Abstract
Survival from pancreatic neuroendocrine tumors has not improved over the past two decades and, until recently, streptozocin was the last therapeutic agent approved for this malignancy. Everolimus blocks mTOR, which plays an integral role in cell growth, mitosis and angiogenesis. Abnormal PI3K–Akt/PKB–mTOR pathway signaling has been implicated in the pathogenesis of pancreatic neuroendocrine tumors. In a Phase III study, patients with low- and intermediate-grade advanced pancreatic neuroendocrine tumors were randomized to receive everolimus 10 mg/day or placebo. Median progression-free survival was significantly greater in patients treated with everolimus than placebo – 11 versus 4.6 months – and drug-related adverse events were consistent with the known side-effect profile of everolimus. Everolimus represents a significant treatment development for pancreatic neuroendocrine tumors.

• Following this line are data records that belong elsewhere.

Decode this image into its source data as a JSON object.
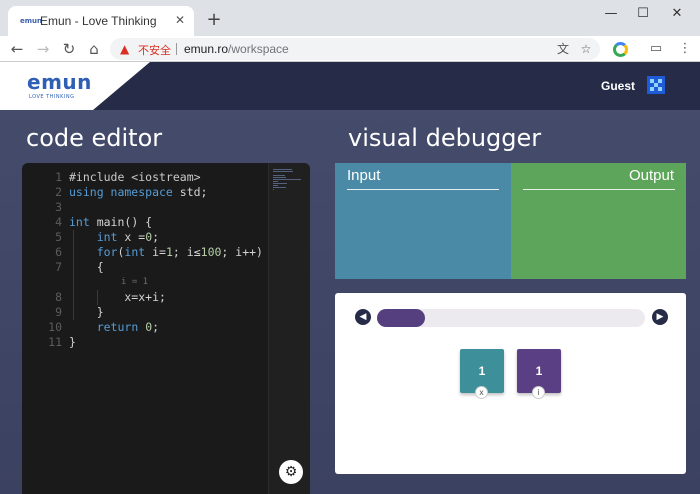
{
  "browser": {
    "tab_title": "Emun - Love Thinking",
    "tab_favicon": "emun",
    "security_label": "不安全",
    "url_host": "emun.ro",
    "url_path": "/workspace",
    "icons": [
      "back-icon",
      "forward-icon",
      "reload-icon",
      "home-icon",
      "warning-icon",
      "translate-icon",
      "star-icon",
      "extension-icon",
      "cast-icon",
      "menu-icon"
    ]
  },
  "header": {
    "logo": "emun",
    "tagline": "LOVE THINKING",
    "user": "Guest"
  },
  "editor": {
    "title": "code editor",
    "lines": [
      {
        "n": "1",
        "parts": [
          [
            "pp",
            "#include <iostream>"
          ]
        ]
      },
      {
        "n": "2",
        "parts": [
          [
            "kw",
            "using namespace"
          ],
          [
            "",
            " std;"
          ]
        ]
      },
      {
        "n": "3",
        "parts": []
      },
      {
        "n": "4",
        "parts": [
          [
            "kw",
            "int"
          ],
          [
            "",
            " main() {"
          ]
        ]
      },
      {
        "n": "5",
        "parts": [
          [
            "",
            "    "
          ],
          [
            "kw",
            "int"
          ],
          [
            "",
            " x ="
          ],
          [
            "num",
            "0"
          ],
          [
            "",
            ";"
          ]
        ]
      },
      {
        "n": "6",
        "parts": [
          [
            "",
            "    "
          ],
          [
            "kw",
            "for"
          ],
          [
            "",
            "("
          ],
          [
            "kw",
            "int"
          ],
          [
            "",
            " i="
          ],
          [
            "num",
            "1"
          ],
          [
            "",
            "; i"
          ],
          [
            "",
            "≤"
          ],
          [
            "num",
            "100"
          ],
          [
            "",
            "; i++)"
          ]
        ]
      },
      {
        "n": "7",
        "parts": [
          [
            "",
            "    {"
          ]
        ]
      },
      {
        "n": "8",
        "parts": [
          [
            "",
            "        x=x+i;"
          ]
        ]
      },
      {
        "n": "9",
        "parts": [
          [
            "",
            "    }"
          ]
        ]
      },
      {
        "n": "10",
        "parts": [
          [
            "",
            "    "
          ],
          [
            "kw",
            "return"
          ],
          [
            "",
            " "
          ],
          [
            "num",
            "0"
          ],
          [
            "",
            ";"
          ]
        ]
      },
      {
        "n": "11",
        "parts": [
          [
            "",
            "}"
          ]
        ]
      }
    ],
    "inline_hint": "i = 1"
  },
  "debugger": {
    "title": "visual debugger",
    "input_label": "Input",
    "output_label": "Output",
    "progress": 0.18,
    "variables": [
      {
        "value": "1",
        "tag": "x",
        "color": "#3d8f99"
      },
      {
        "value": "1",
        "tag": "i",
        "color": "#5a3f84"
      }
    ]
  }
}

Financial & competing interests disclosure
The authors have no relevant affiliations or financial involvement with any organization or entity with a financial interest in or financial conflict with the subject matter or materials discussed in the manuscript. This includes employment, consultancies, honoraria, stock ownership or options, expert testimony, grants or patents received or pending, or royalties.
No writing assistance was utilized in the production of this manuscript.